Leichtes Spiel. Neun Personen einer Frau von Botho Strauß im Residenztheater München

Eine Uraufführung inszeniert von Dieter Dorn

„Eine Überraschungs- und Unvorhersehbarkeitsdramaturgie, die die Leichtigkeit ihrer Fügungen noch einmal extra betont, in dem sie die beiden Titelworte in jeder Szene wie auf einem Suchbild im Text versteckt.“ Wenn es nicht im Programmheft stehen würde, wir müssten dumm sterben.

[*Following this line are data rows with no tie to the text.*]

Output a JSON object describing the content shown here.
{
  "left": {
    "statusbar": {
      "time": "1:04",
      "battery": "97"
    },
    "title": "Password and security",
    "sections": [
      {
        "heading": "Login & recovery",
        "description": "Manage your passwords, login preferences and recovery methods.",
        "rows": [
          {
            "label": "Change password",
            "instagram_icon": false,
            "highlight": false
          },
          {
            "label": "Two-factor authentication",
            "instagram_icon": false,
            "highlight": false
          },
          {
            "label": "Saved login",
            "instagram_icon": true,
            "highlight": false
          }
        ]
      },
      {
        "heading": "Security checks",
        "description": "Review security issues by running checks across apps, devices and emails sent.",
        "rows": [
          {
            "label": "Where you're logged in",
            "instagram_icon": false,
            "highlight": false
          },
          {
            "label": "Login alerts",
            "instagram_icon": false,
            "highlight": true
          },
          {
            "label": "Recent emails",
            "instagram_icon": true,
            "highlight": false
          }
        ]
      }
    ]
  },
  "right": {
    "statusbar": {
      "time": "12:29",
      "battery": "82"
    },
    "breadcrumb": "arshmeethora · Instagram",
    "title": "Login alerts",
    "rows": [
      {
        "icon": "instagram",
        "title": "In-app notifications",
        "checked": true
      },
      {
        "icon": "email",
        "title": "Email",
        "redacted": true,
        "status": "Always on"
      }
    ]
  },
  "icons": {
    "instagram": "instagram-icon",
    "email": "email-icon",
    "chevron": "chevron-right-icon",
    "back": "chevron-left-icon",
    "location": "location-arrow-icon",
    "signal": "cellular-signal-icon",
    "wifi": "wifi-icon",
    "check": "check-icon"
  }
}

Leicht soll sich alles fügen, aber warum dafür 9 Frauen sich einer Altherrenphantasie beugen müssen, verstehe wer will.

Das Stück beginnt banal im Supermarkt, eine unbedarfte Hausfrau gewinnt und verliert, ehe sie es begriffen hat, einen Verehren an ihre Schwester. „Mit ihr hätten Sie leichtes Spiel gehabt.“ Sie ist halt die Ängstliche. Und so geht der Reigen der Peinlichkeiten weiter, über die schöne Träge, die erst von einem Hamletgeist gesagt bekommen muss, das sie doch lieber den interessanten Gast nehmen soll, bevor sie Opfer eines schlaffen Greislein wird. Die Kreative muss erkennen, als sie der Teamleiter nicht mag, dass sie lieber auf den umständlicher Briefeschreiber hätte setzen sollen. Jens Harzer ist einziger Lichtblick als Hamletgeist und Umständlicher. Was nicht heißen soll, dass sich die Damen nicht gut schlagen, sie werden aber wie schon gesagt, nur als Schablonen für eine merkwürdige männlich gesehene Lebensphilosophie verbraucht. Die nächsten Stationen heißen Frühlingsopfer, eine völlig nebulöse Männerrunde will einer Angetrunkenen mal nicht an die Wäsche, sondern altkluge Ratschläge erteilen. Die Zungenfertige erliegt aus lauter Neugier einem windigen Typen, der sogar vorgibt, sie nur wegen des Geldes zu nehmen. Dies passiert auf glattem Grund, schlüpfrig wie der Text dazu.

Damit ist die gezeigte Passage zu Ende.